By Shadia Nasralla
(Reuters) -Energy group BP expects first-quarter gas marketing and trading earnings to be weak while net debt will rise, the company said on Thursday, sending its shares lower.
The update offers an early glimpse into BP’s quarterly performance at a time when scrutiny of its debt and spending is intensifying with activist investor Elliott Management’s move to build up a stake in the company in recent months.
BP did not give further details on its gas trading result. Energy companies rarely reveal details of their trading divisions.
BP shares were down about 2.6% by 1321 GMT, compared with a 1.4% fall in a broader index of energy companies.
The company is due to report first-quarter results on April 29.
The British oil major said it expects net debt to increase from the previous quarter’s $23 billion by about $4 billion, citing seasonal builds in inventories and the timing of payments, including annual bonuses and costs related to low-carbon asset sales. It had previously flagged a net debt increase in the first half of 2025.
In a strategy revamp in February, BP CEO Murray Auchincloss pledged to cut net debt to between $14 billion and $18 billion by the end of 2027.
BP, meanwhile, expects earnings from its oil production and operations segment to be broadly flat from the previous quarter while upstream production will dip as asset sales in Egypt and Trinidad dent gas output.
Stronger refining margins are expected to contribute between $100 million and $300 million to first-quarter earnings while oil trading is expected to be flat, the company added.
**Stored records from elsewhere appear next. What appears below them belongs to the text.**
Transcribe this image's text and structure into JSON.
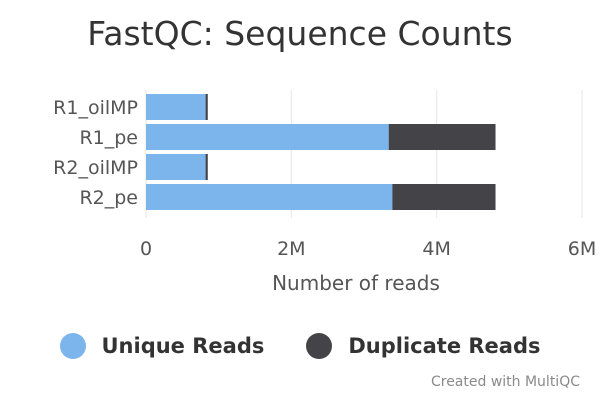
{
  "title": "FastQC: Sequence Counts",
  "credits": "Created with MultiQC",
  "chart_data": {
    "type": "bar",
    "orientation": "horizontal",
    "stacked": true,
    "title": "FastQC: Sequence Counts",
    "xlabel": "Number of reads",
    "ylabel": "",
    "categories": [
      "R1_oilMP",
      "R1_pe",
      "R2_oilMP",
      "R2_pe"
    ],
    "series": [
      {
        "name": "Unique Reads",
        "color": "#7cb5ec",
        "values": [
          820000,
          3340000,
          820000,
          3390000
        ]
      },
      {
        "name": "Duplicate Reads",
        "color": "#434348",
        "values": [
          30000,
          1470000,
          30000,
          1420000
        ]
      }
    ],
    "xlim": [
      0,
      6000000
    ],
    "ticks": [
      {
        "value": 0,
        "label": "0"
      },
      {
        "value": 2000000,
        "label": "2M"
      },
      {
        "value": 4000000,
        "label": "4M"
      },
      {
        "value": 6000000,
        "label": "6M"
      }
    ],
    "grid": true,
    "legend_position": "bottom"
  }
}
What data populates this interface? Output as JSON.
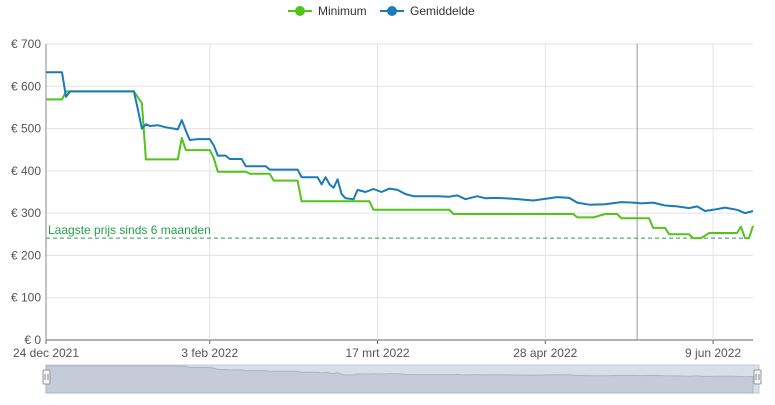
{
  "chart_data": {
    "type": "line",
    "x_unit": "date",
    "xlim": [
      "2021-12-24",
      "2022-06-19"
    ],
    "ylim": [
      0,
      700
    ],
    "y_ticks": [
      0,
      100,
      200,
      300,
      400,
      500,
      600,
      700
    ],
    "y_tick_labels": [
      "€ 0",
      "€ 100",
      "€ 200",
      "€ 300",
      "€ 400",
      "€ 500",
      "€ 600",
      "€ 700"
    ],
    "x_ticks": [
      "2021-12-24",
      "2022-02-03",
      "2022-03-17",
      "2022-04-28",
      "2022-06-09"
    ],
    "x_tick_labels": [
      "24 dec 2021",
      "3 feb 2022",
      "17 mrt 2022",
      "28 apr 2022",
      "9 jun 2022"
    ],
    "grid": true,
    "legend_position": "top-center",
    "marker_line_date": "2022-05-21",
    "reference_line": {
      "label": "Laagste prijs sinds 6 maanden",
      "value": 241,
      "color": "#22a14a"
    },
    "series": [
      {
        "name": "Minimum",
        "color": "#52c41a",
        "points": [
          [
            "2021-12-24",
            569
          ],
          [
            "2021-12-28",
            569
          ],
          [
            "2021-12-29",
            588
          ],
          [
            "2022-01-10",
            588
          ],
          [
            "2022-01-15",
            588
          ],
          [
            "2022-01-17",
            560
          ],
          [
            "2022-01-18",
            427
          ],
          [
            "2022-01-26",
            427
          ],
          [
            "2022-01-27",
            478
          ],
          [
            "2022-01-28",
            449
          ],
          [
            "2022-02-03",
            449
          ],
          [
            "2022-02-04",
            430
          ],
          [
            "2022-02-05",
            398
          ],
          [
            "2022-02-12",
            398
          ],
          [
            "2022-02-13",
            393
          ],
          [
            "2022-02-18",
            393
          ],
          [
            "2022-02-19",
            377
          ],
          [
            "2022-02-25",
            377
          ],
          [
            "2022-02-26",
            328
          ],
          [
            "2022-03-15",
            328
          ],
          [
            "2022-03-16",
            308
          ],
          [
            "2022-04-04",
            308
          ],
          [
            "2022-04-05",
            298
          ],
          [
            "2022-05-05",
            298
          ],
          [
            "2022-05-06",
            290
          ],
          [
            "2022-05-10",
            290
          ],
          [
            "2022-05-13",
            298
          ],
          [
            "2022-05-16",
            298
          ],
          [
            "2022-05-17",
            288
          ],
          [
            "2022-05-24",
            288
          ],
          [
            "2022-05-25",
            265
          ],
          [
            "2022-05-28",
            265
          ],
          [
            "2022-05-29",
            250
          ],
          [
            "2022-06-03",
            250
          ],
          [
            "2022-06-04",
            241
          ],
          [
            "2022-06-06",
            241
          ],
          [
            "2022-06-08",
            253
          ],
          [
            "2022-06-15",
            253
          ],
          [
            "2022-06-16",
            268
          ],
          [
            "2022-06-17",
            241
          ],
          [
            "2022-06-18",
            241
          ],
          [
            "2022-06-19",
            270
          ]
        ]
      },
      {
        "name": "Gemiddelde",
        "color": "#1b7ab8",
        "points": [
          [
            "2021-12-24",
            633
          ],
          [
            "2021-12-28",
            633
          ],
          [
            "2021-12-29",
            575
          ],
          [
            "2021-12-30",
            588
          ],
          [
            "2022-01-15",
            588
          ],
          [
            "2022-01-16",
            545
          ],
          [
            "2022-01-17",
            500
          ],
          [
            "2022-01-18",
            510
          ],
          [
            "2022-01-19",
            506
          ],
          [
            "2022-01-21",
            508
          ],
          [
            "2022-01-23",
            503
          ],
          [
            "2022-01-25",
            500
          ],
          [
            "2022-01-26",
            498
          ],
          [
            "2022-01-27",
            520
          ],
          [
            "2022-01-28",
            495
          ],
          [
            "2022-01-29",
            473
          ],
          [
            "2022-01-31",
            475
          ],
          [
            "2022-02-03",
            475
          ],
          [
            "2022-02-04",
            460
          ],
          [
            "2022-02-05",
            436
          ],
          [
            "2022-02-07",
            436
          ],
          [
            "2022-02-08",
            428
          ],
          [
            "2022-02-11",
            428
          ],
          [
            "2022-02-12",
            411
          ],
          [
            "2022-02-17",
            411
          ],
          [
            "2022-02-18",
            403
          ],
          [
            "2022-02-25",
            403
          ],
          [
            "2022-02-26",
            385
          ],
          [
            "2022-03-02",
            385
          ],
          [
            "2022-03-03",
            368
          ],
          [
            "2022-03-04",
            385
          ],
          [
            "2022-03-05",
            368
          ],
          [
            "2022-03-06",
            360
          ],
          [
            "2022-03-07",
            380
          ],
          [
            "2022-03-08",
            345
          ],
          [
            "2022-03-09",
            335
          ],
          [
            "2022-03-11",
            333
          ],
          [
            "2022-03-12",
            355
          ],
          [
            "2022-03-14",
            350
          ],
          [
            "2022-03-16",
            357
          ],
          [
            "2022-03-18",
            350
          ],
          [
            "2022-03-20",
            358
          ],
          [
            "2022-03-22",
            355
          ],
          [
            "2022-03-24",
            345
          ],
          [
            "2022-03-26",
            340
          ],
          [
            "2022-04-01",
            340
          ],
          [
            "2022-04-04",
            339
          ],
          [
            "2022-04-06",
            342
          ],
          [
            "2022-04-08",
            333
          ],
          [
            "2022-04-11",
            340
          ],
          [
            "2022-04-13",
            335
          ],
          [
            "2022-04-16",
            336
          ],
          [
            "2022-04-20",
            334
          ],
          [
            "2022-04-25",
            330
          ],
          [
            "2022-05-01",
            338
          ],
          [
            "2022-05-04",
            336
          ],
          [
            "2022-05-06",
            325
          ],
          [
            "2022-05-09",
            320
          ],
          [
            "2022-05-13",
            321
          ],
          [
            "2022-05-17",
            326
          ],
          [
            "2022-05-20",
            325
          ],
          [
            "2022-05-22",
            323
          ],
          [
            "2022-05-25",
            325
          ],
          [
            "2022-05-28",
            318
          ],
          [
            "2022-05-31",
            316
          ],
          [
            "2022-06-03",
            312
          ],
          [
            "2022-06-05",
            316
          ],
          [
            "2022-06-07",
            305
          ],
          [
            "2022-06-09",
            308
          ],
          [
            "2022-06-12",
            313
          ],
          [
            "2022-06-15",
            308
          ],
          [
            "2022-06-17",
            300
          ],
          [
            "2022-06-19",
            305
          ]
        ]
      }
    ]
  }
}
“We still expect refining & trading earnings to be negative in Q1, for the third quarter in a row,” said RBC analyst Biraj Borkhataria.
BP plans to spend about $15 billion in 2025, at the upper end of its guided range through 2027, and expects to take in $3 billion from asset sales, mainly in the second half of the year. It has a $20 billion divestment programme running to the end of 2027.
Refinery maintenance will be focused in the second quarter.